Ellen Finnie has shared some exciting news coming out of MIT libraries: their collections budget is now under their scholarly communications program. This will potentially give collections librarians the flexibility to significantly shift the way they strategize and negotiate purchasing decisions. The “vote with your money” approach is perhaps one of the best options we have when it comes to changing the scholarly publishing landscape in favor of a more open, affordable, and “healthier” system.
It also opens up opportunities for having tough but nonetheless important conversations with faculty who insist they need journal x for their research but who may not realize the full implications of publisher x’s licensing terms. It’s high time, in my opinion, the we (librarians and academic) take back the responsibility for stewarding scholarly information to create a system that better reflects our values and aims.
Citations are not enough: Academic promotion panels must take into account a scholar’s presence in popular media
The underlying assumption here is that scholarship should influence political and public discourse.
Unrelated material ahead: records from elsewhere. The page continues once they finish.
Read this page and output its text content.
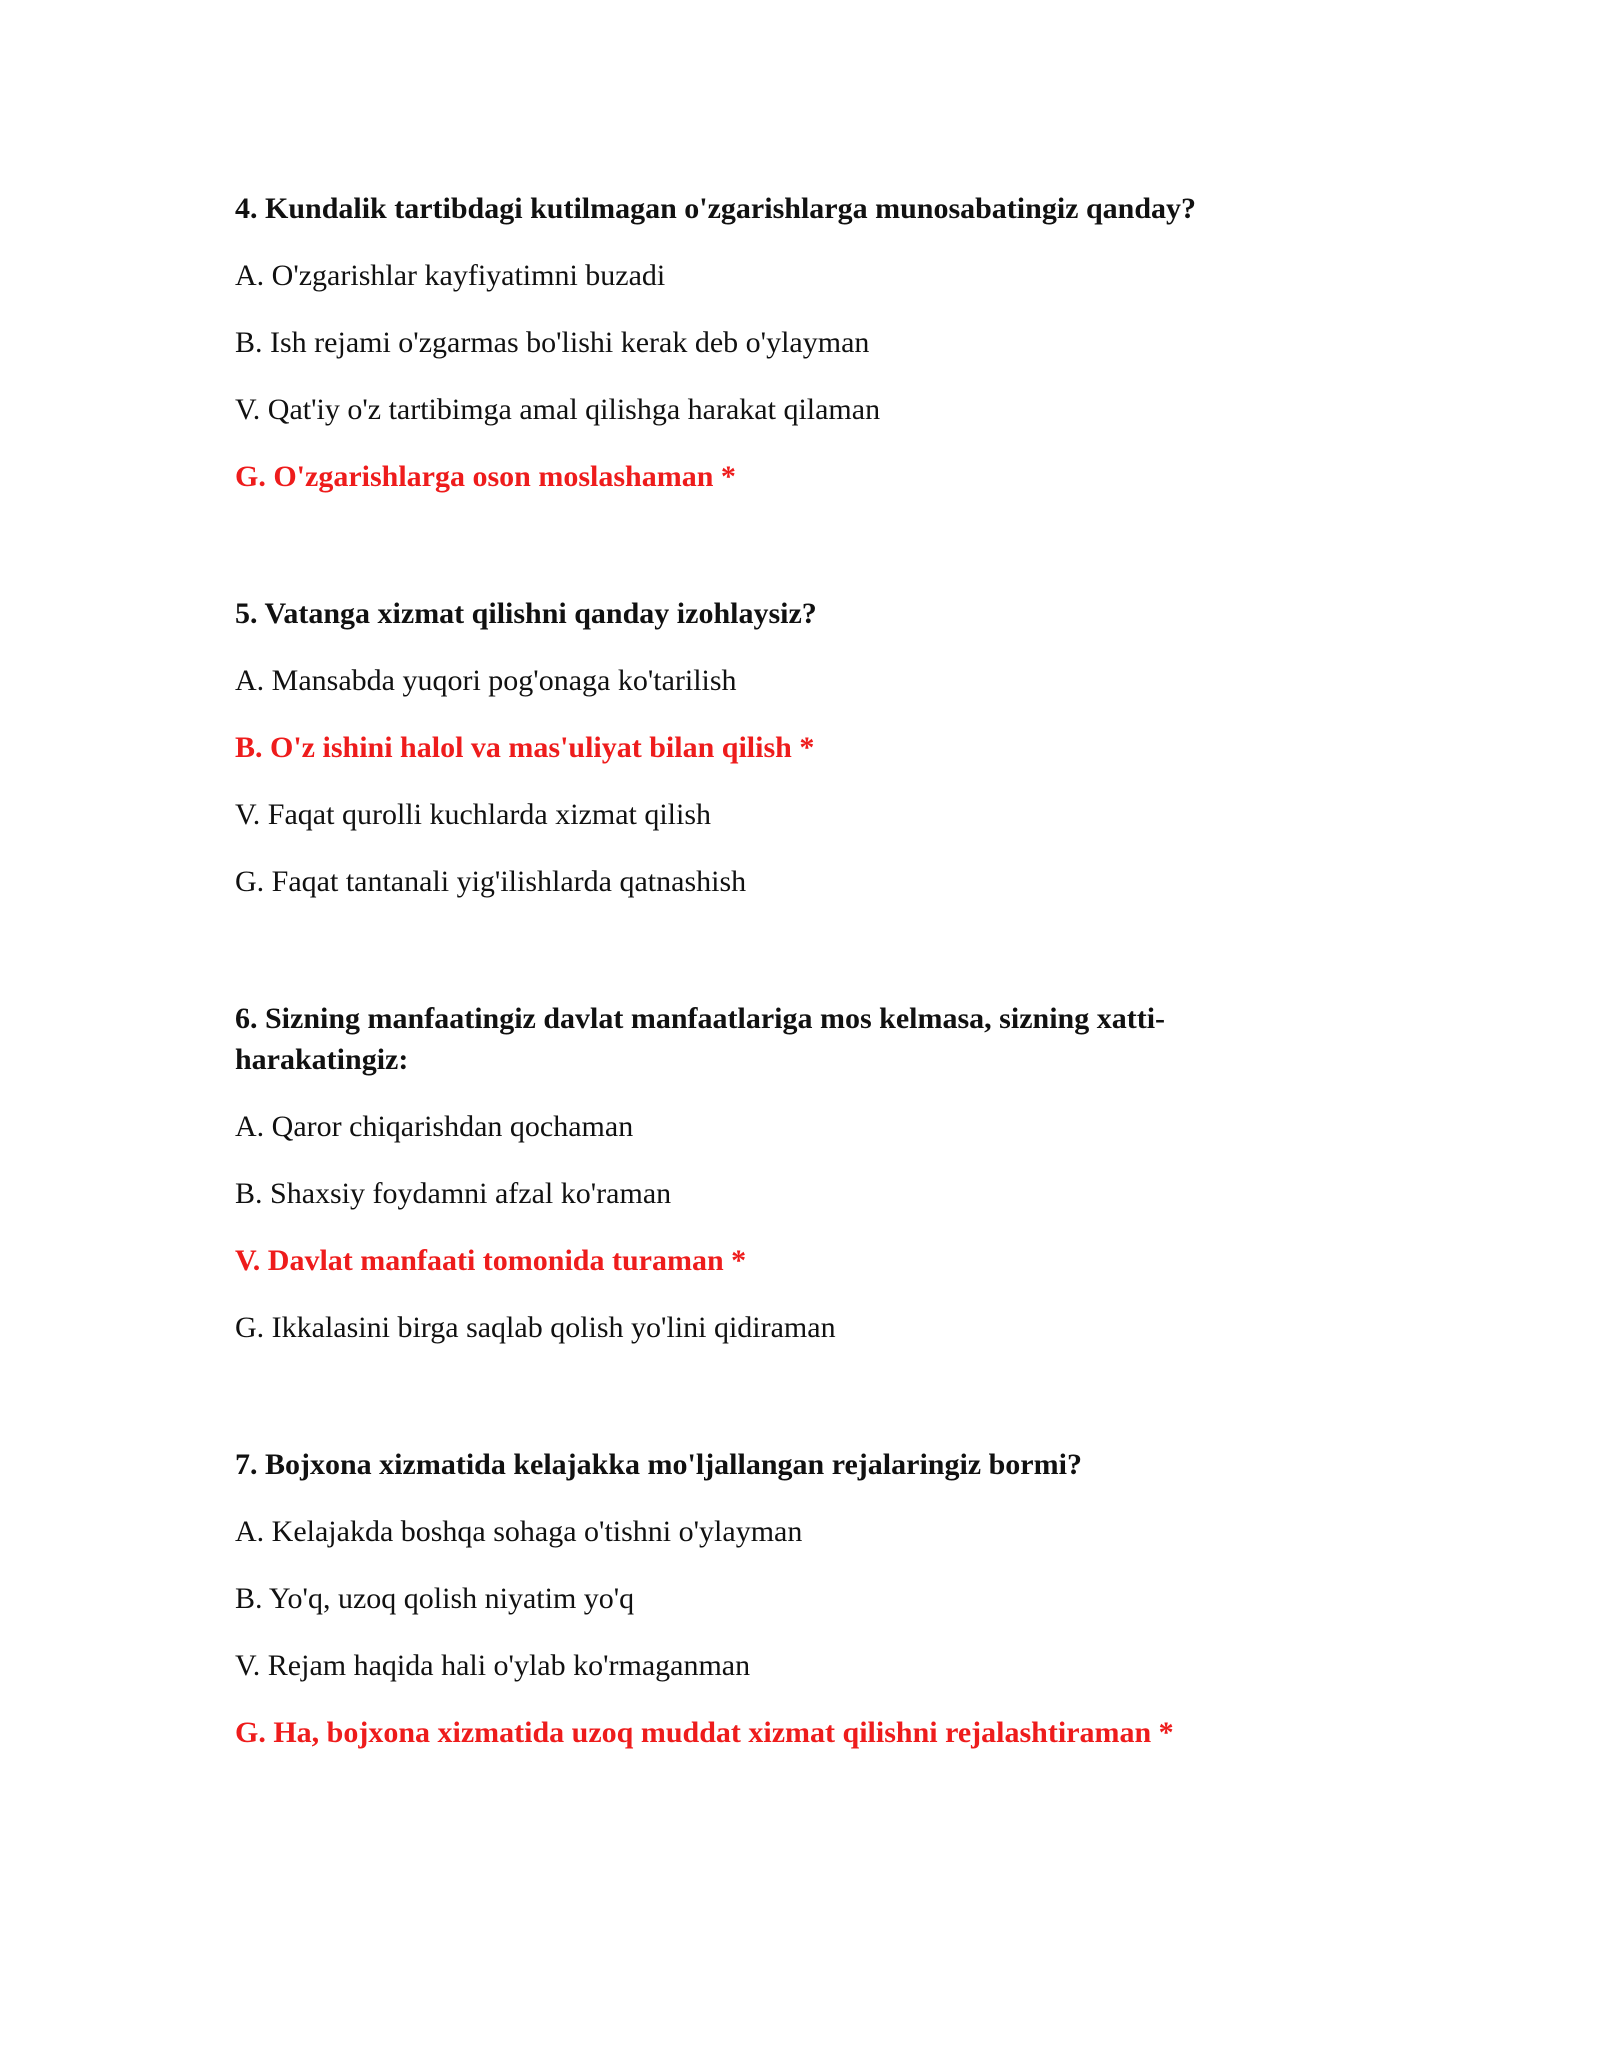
4. Kundalik tartibdagi kutilmagan o'zgarishlarga munosabatingiz qanday?
A. O'zgarishlar kayfiyatimni buzadi
B. Ish rejami o'zgarmas bo'lishi kerak deb o'ylayman
V. Qat'iy o'z tartibimga amal qilishga harakat qilaman
G. O'zgarishlarga oson moslashaman *
5. Vatanga xizmat qilishni qanday izohlaysiz?
A. Mansabda yuqori pog'onaga ko'tarilish
B. O'z ishini halol va mas'uliyat bilan qilish *
V. Faqat qurolli kuchlarda xizmat qilish
G. Faqat tantanali yig'ilishlarda qatnashish
6. Sizning manfaatingiz davlat manfaatlariga mos kelmasa, sizning xatti-harakatingiz:
A. Qaror chiqarishdan qochaman
B. Shaxsiy foydamni afzal ko'raman
V. Davlat manfaati tomonida turaman *
G. Ikkalasini birga saqlab qolish yo'lini qidiraman
7. Bojxona xizmatida kelajakka mo'ljallangan rejalaringiz bormi?
A. Kelajakda boshqa sohaga o'tishni o'ylayman
B. Yo'q, uzoq qolish niyatim yo'q
V. Rejam haqida hali o'ylab ko'rmaganman
G. Ha, bojxona xizmatida uzoq muddat xizmat qilishni rejalashtiraman *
I don’t disagree, but that is not why it exists. Building knowledge is not the same a building public awareness and to hinge tenure/promotion on the latter would make a broken system even more broke.
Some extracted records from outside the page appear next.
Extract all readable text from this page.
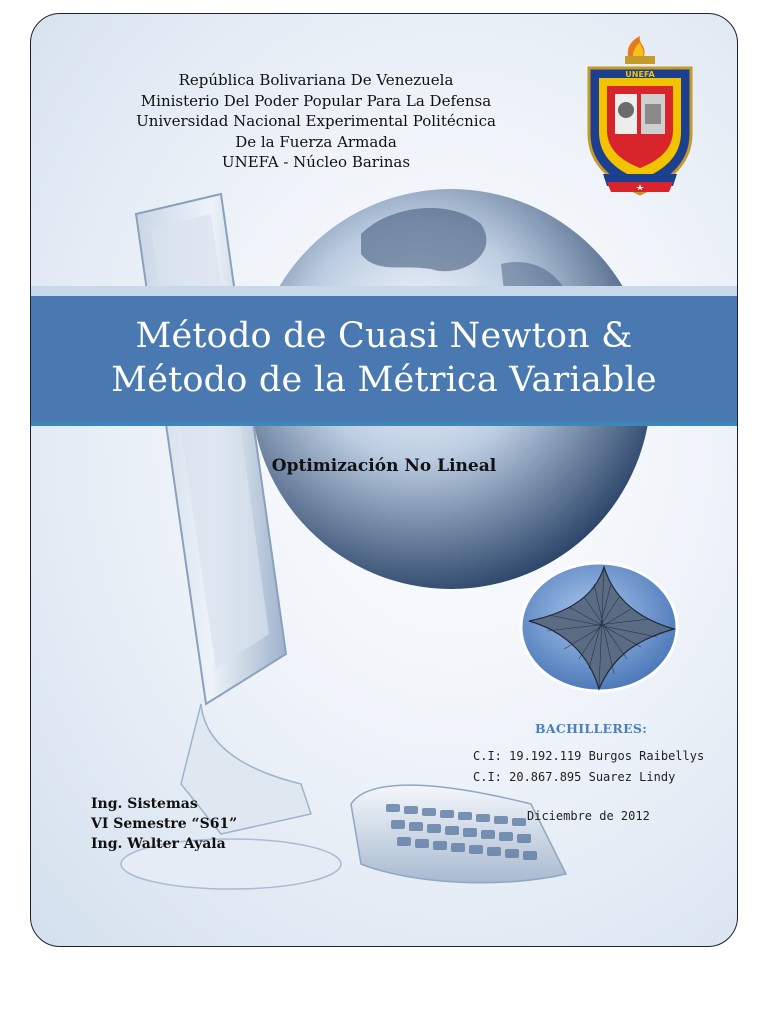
República Bolivariana De Venezuela
Ministerio Del Poder Popular Para La Defensa
Universidad Nacional Experimental Politécnica
De la Fuerza Armada
UNEFA - Núcleo Barinas
UNEFA
Método de Cuasi Newton &
Método de la Métrica Variable
Optimización No Lineal
BACHILLERES:
C.I: 19.192.119 Burgos Raibellys
C.I: 20.867.895 Suarez Lindy
Diciembre de 2012
Ing. Sistemas
VI Semestre “S61”
Ing. Walter Ayala
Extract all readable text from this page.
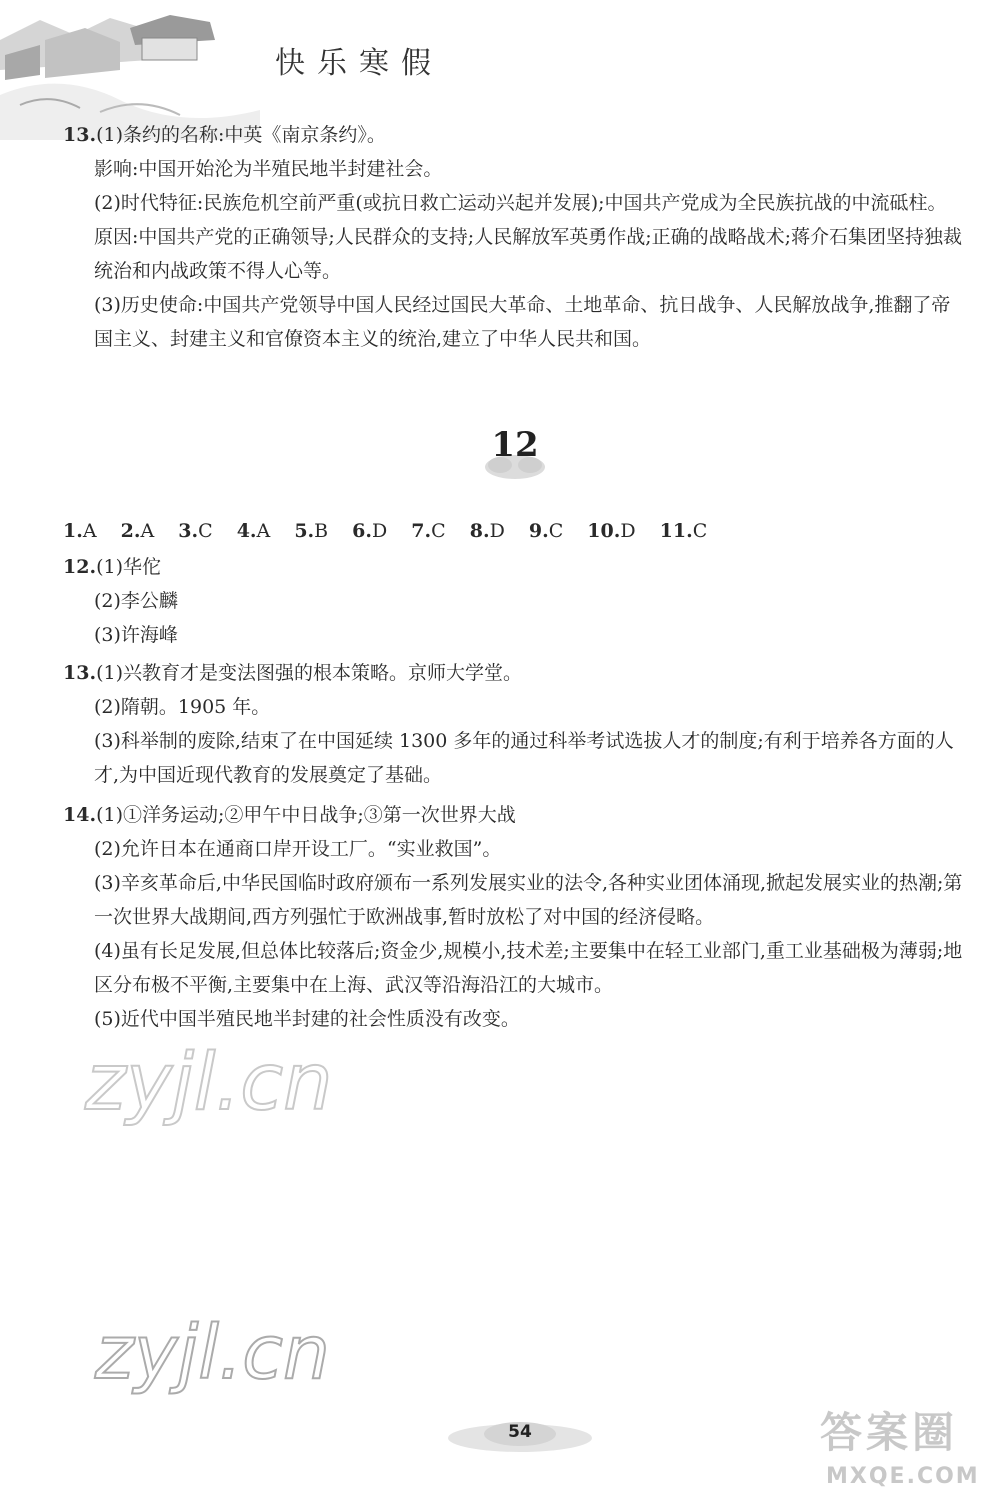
快乐寒假
13.(1)条约的名称:中英《南京条约》。
影响:中国开始沦为半殖民地半封建社会。
(2)时代特征:民族危机空前严重(或抗日救亡运动兴起并发展);中国共产党成为全民族抗战的中流砥柱。
原因:中国共产党的正确领导;人民群众的支持;人民解放军英勇作战;正确的战略战术;蒋介石集团坚持独裁统治和内战政策不得人心等。
(3)历史使命:中国共产党领导中国人民经过国民大革命、土地革命、抗日战争、人民解放战争,推翻了帝国主义、封建主义和官僚资本主义的统治,建立了中华人民共和国。
12
1.A 2.A 3.C 4.A 5.B 6.D 7.C 8.D 9.C 10.D 11.C
12.(1)华佗
(2)李公麟
(3)许海峰
13.(1)兴教育才是变法图强的根本策略。京师大学堂。
(2)隋朝。1905 年。
(3)科举制的废除,结束了在中国延续 1300 多年的通过科举考试选拔人才的制度;有利于培养各方面的人才,为中国近现代教育的发展奠定了基础。
14.(1)①洋务运动;②甲午中日战争;③第一次世界大战
(2)允许日本在通商口岸开设工厂。“实业救国”。
(3)辛亥革命后,中华民国临时政府颁布一系列发展实业的法令,各种实业团体涌现,掀起发展实业的热潮;第一次世界大战期间,西方列强忙于欧洲战事,暂时放松了对中国的经济侵略。
(4)虽有长足发展,但总体比较落后;资金少,规模小,技术差;主要集中在轻工业部门,重工业基础极为薄弱;地区分布极不平衡,主要集中在上海、武汉等沿海沿江的大城市。
(5)近代中国半殖民地半封建的社会性质没有改变。
zyjl.cn
zyjl.cn
54	答案圈
MXQE.COM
In my recent presentation on social networks for academics, I discussed the disintermediation of the library out of the scholarly communication process as social media tools make it easier for scholars to transfer and acquire information without consulting library services or staff. In today’s Chronicle, I came across an interesting example of this:
Thanks to Twitter, I have been sent copies of obscure articles much faster than I would have received them from an interlibrary loan. I just need to tweet “Does anyone have access to the Journal of X, 1972?” and within an hour someone will have e-mailed me the PDF. It’s tremendously useful.
A similar PDF exchange market exists on Reddit.
In some part, this relates to the concept of the “invisible college,” notably the part that encompasses the peer-to-peer transfer of research that has always existed and functioned outside library walls. In fact, I still have a drawer full of pre-prints and writer’s copies from scholars that I interacted with as part of my graduate work in medieval studies. If I needed a copy of research that my library couldn’t get due to copyright or availability (and electronic copies were not as pervasive then), I could usually contact a small handful of scholars (if not the author herself) and obtain a hard copy.
So how is this different? For one, it’s more efficient and, as the author points out, faster. But even more importantly, it reduces the need for ILL as long as (1) the need is for electronic material, (2) one’s social network includes enough cross-institutional coverage, and (3) one’s network includes at least one database-savvy person. I can only expect that these factors will increase over time thus creating an even richer environment for this type of exchange. So whither ILL?